Byfield comes out swinging.  He’s regained his swagger.  He’s better stop sticking his tongue out, or it’ll get mailed home.  Byfield lands several power shots on Brant – Brant comes forward.  Brant steps forward and eats a big right hand that buckles his knees, but his eyes are impassive and he regains his footing.  Byfield is fighting in close, and Brant wants to sharpshoot him.  Brant steps in again, but he’s stopped short by a series of punches from different angles.  Brant steps through the counters, batters Byfield from angry angles, and drops him with a big left to the head.  Byfield is up before the count, but he’s wobbly.  Brant jumps on him, cracks him like an egg, and Byfield stumbles across the ring while referee Gary Miezwa chases him, trying to catch him while waving off the fight.  It’s over, TKO for Brant.

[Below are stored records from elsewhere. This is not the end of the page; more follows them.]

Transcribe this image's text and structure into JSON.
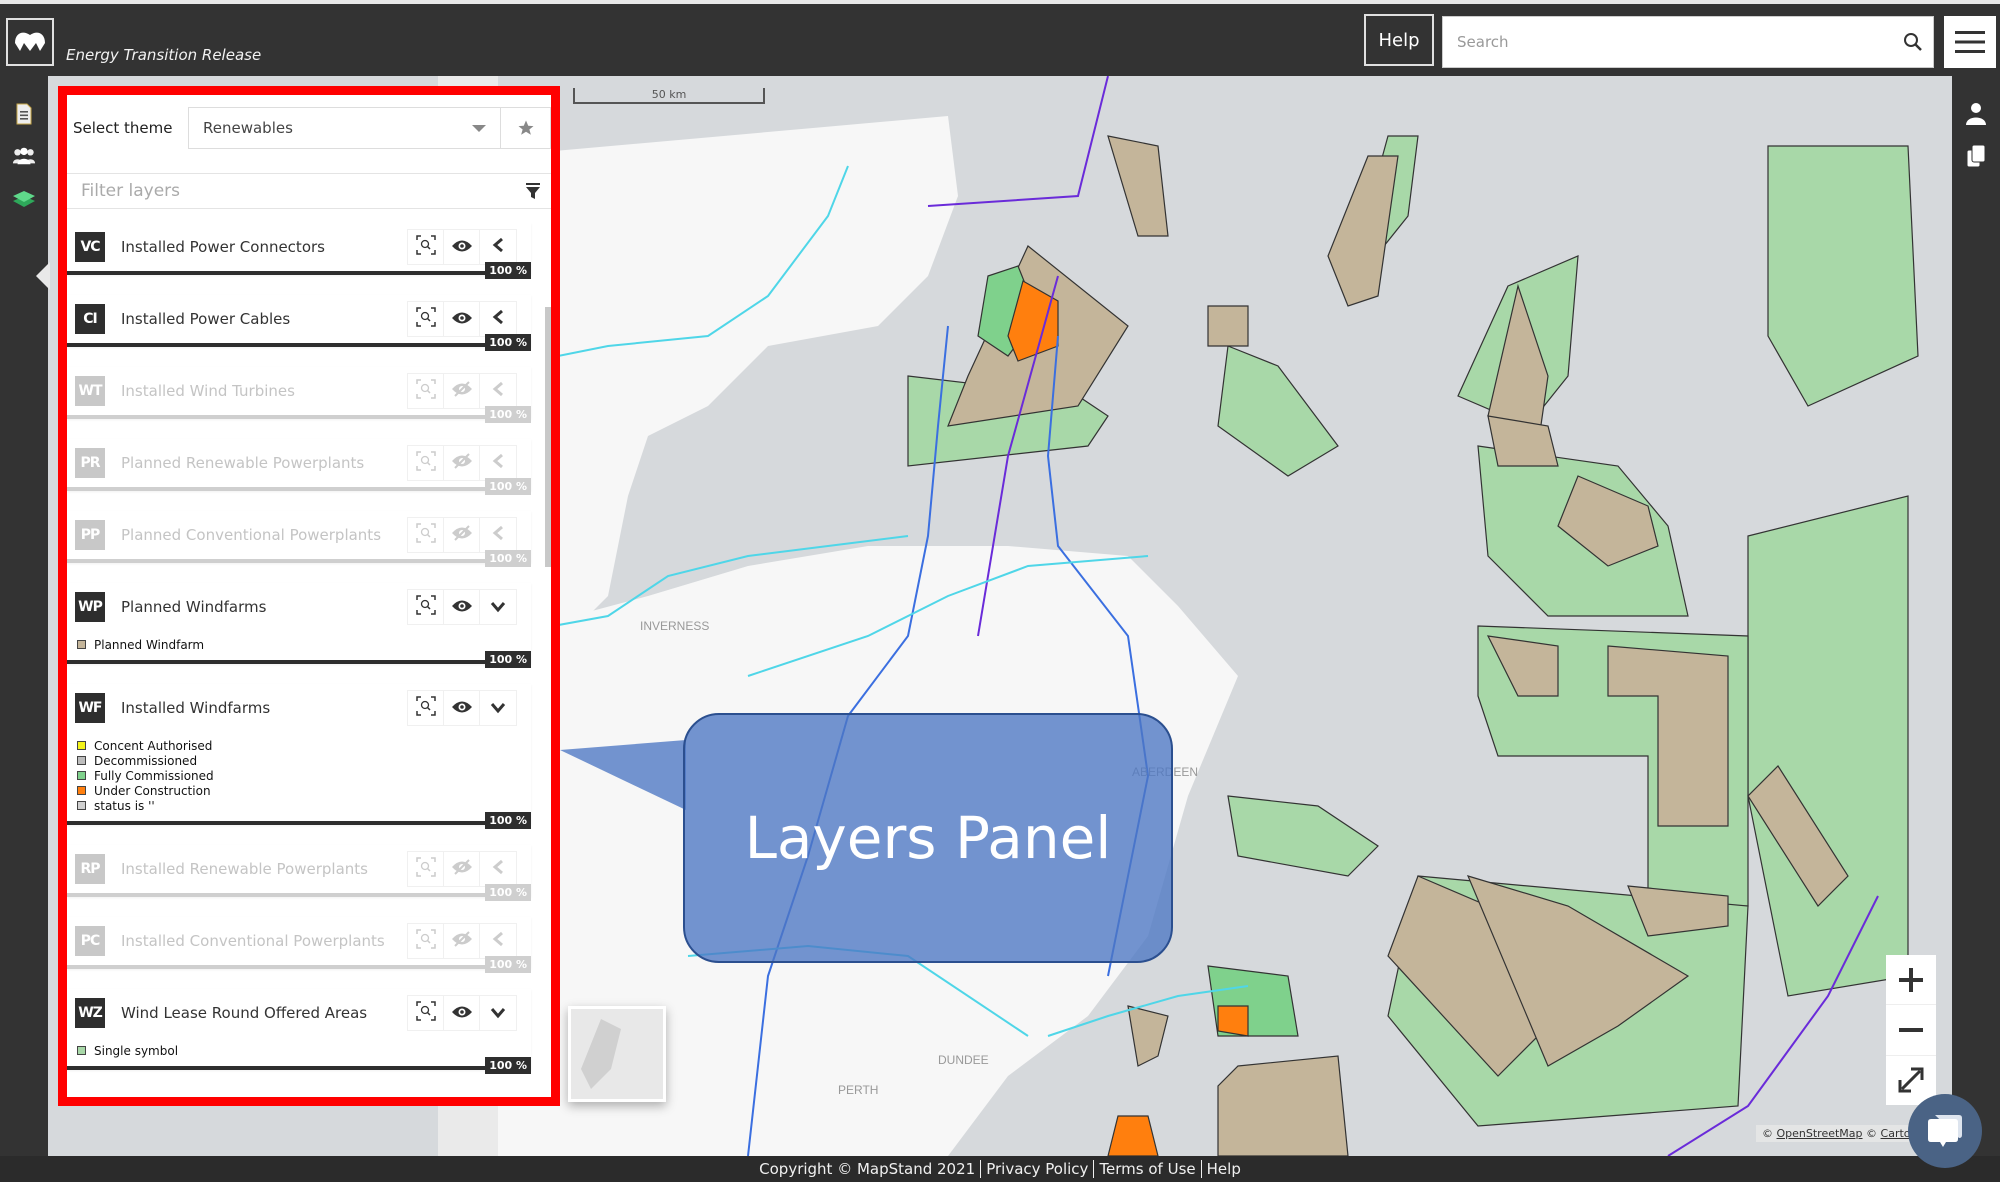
{
  "header": {
    "app_title": "Energy Transition Release",
    "help_label": "Help",
    "search_placeholder": "Search",
    "search_value": ""
  },
  "left_rail": {
    "items": [
      {
        "name": "documents",
        "icon": "document-icon"
      },
      {
        "name": "users",
        "icon": "users-group-icon"
      },
      {
        "name": "layers",
        "icon": "layers-icon",
        "active": true
      }
    ]
  },
  "right_rail": {
    "items": [
      {
        "name": "account",
        "icon": "user-icon"
      },
      {
        "name": "copy",
        "icon": "copy-icon"
      }
    ]
  },
  "layers_panel": {
    "theme_label": "Select theme",
    "theme_value": "Renewables",
    "filter_placeholder": "Filter layers",
    "filter_value": "",
    "layers": [
      {
        "code": "VC",
        "name": "Installed Power Connectors",
        "visible": true,
        "expanded": false,
        "opacity": "100 %",
        "legend": []
      },
      {
        "code": "CI",
        "name": "Installed Power Cables",
        "visible": true,
        "expanded": false,
        "opacity": "100 %",
        "legend": []
      },
      {
        "code": "WT",
        "name": "Installed Wind Turbines",
        "visible": false,
        "expanded": false,
        "opacity": "100 %",
        "legend": []
      },
      {
        "code": "PR",
        "name": "Planned Renewable Powerplants",
        "visible": false,
        "expanded": false,
        "opacity": "100 %",
        "legend": []
      },
      {
        "code": "PP",
        "name": "Planned Conventional Powerplants",
        "visible": false,
        "expanded": false,
        "opacity": "100 %",
        "legend": []
      },
      {
        "code": "WP",
        "name": "Planned Windfarms",
        "visible": true,
        "expanded": true,
        "opacity": "100 %",
        "legend": [
          {
            "label": "Planned Windfarm",
            "color": "#c4b59a"
          }
        ]
      },
      {
        "code": "WF",
        "name": "Installed Windfarms",
        "visible": true,
        "expanded": true,
        "opacity": "100 %",
        "legend": [
          {
            "label": "Concent Authorised",
            "color": "#f4f41a"
          },
          {
            "label": "Decommissioned",
            "color": "#bdbdbd"
          },
          {
            "label": "Fully Commissioned",
            "color": "#7fd18c"
          },
          {
            "label": "Under Construction",
            "color": "#ff7f0e"
          },
          {
            "label": "status is ''",
            "color": "#d0d0d0"
          }
        ]
      },
      {
        "code": "RP",
        "name": "Installed Renewable Powerplants",
        "visible": false,
        "expanded": false,
        "opacity": "100 %",
        "legend": []
      },
      {
        "code": "PC",
        "name": "Installed Conventional Powerplants",
        "visible": false,
        "expanded": false,
        "opacity": "100 %",
        "legend": []
      },
      {
        "code": "WZ",
        "name": "Wind Lease Round Offered Areas",
        "visible": true,
        "expanded": true,
        "opacity": "100 %",
        "legend": [
          {
            "label": "Single symbol",
            "color": "#a8d8a8"
          }
        ]
      }
    ]
  },
  "map": {
    "scale_label": "50 km",
    "place_labels": [
      "INVERNESS",
      "ABERDEEN",
      "DUNDEE",
      "PERTH"
    ],
    "attribution": {
      "osm": "OpenStreetMap",
      "carto": "Carto"
    },
    "colors": {
      "land": "#f7f7f7",
      "sea": "#d6d9dc",
      "planned_windfarm": "#c4b59a",
      "lease_area": "#a8d8a8",
      "under_construction": "#ff7f0e",
      "cable_cyan": "#4fd6e8",
      "cable_blue": "#3b6fe0",
      "cable_purple": "#6a2bd9"
    }
  },
  "callout": {
    "text": "Layers Panel"
  },
  "zoom_controls": {
    "zoom_in": "+",
    "zoom_out": "−"
  },
  "footer": {
    "copyright": "Copyright © MapStand 2021",
    "links": [
      "Privacy Policy",
      "Terms of Use",
      "Help"
    ]
  }
}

Al Sands (now 15-2 with 13 kayos) is defeated by Phil “The Drill” Williams (now 15-7 with 14 kayos) at 2:36 in round 1 of ten rounds scheduled.  Williams becomes the new Minnesota State Cruiserweight Champion.

Round 1

Sands throws first tonight, jab, jab, jab, double jab.  Nothing connects.  Williams ducks and jabs, and lands to the body.  Everything is jabs to start with, then Sands finally follows a jab with a straight right.  Williams stabs his foot forward and jabs to the body.  For the first time Williams turns his hips and throws a right, but it grazes Sands’ body.  Williams gets inside and throws a combination, but Sands counters and scores.  Williams sticks a hard jab to Sands’ midsection.  Williams steps and throws a left hook that lands on Sands neck and shoulder and staggers Sands.  He hesitates just a moment, then jumps on Sands.  Williams pounds Sands without mercy, beating him from pillar to post, and Sands staggers toward the ropes and then collapses.  Sands is up quickly, but has to hold on to a rope to stop from falling over, and referee Mark Nelson calls it!  TKO win for Williams, and Minnesota has a new cruiserweight champion.

Two Minnesota Fighters to Perform on TV in April

On April 11th, Caleb Truax challenges Danny Jacobs in New York City for Jacobs’ WBA World Middleweight Title. (This title represents what we used to call #1 contender, as the actual WBA “SUPER CHAMPION” is Gennady Golovkin.) This event will be televised on NBC.

Then on April 17th we have Robert Brant -vs TBA at Grand Casino Hinckley. Brant is a boxing prodigy – won a national amateur title within a year of putting on the gloves for the first time. Rumors are circulating that Brant is hoping to fight another local middleweight with impressive amateur credentials. This event will be televised on CBS Sports Network.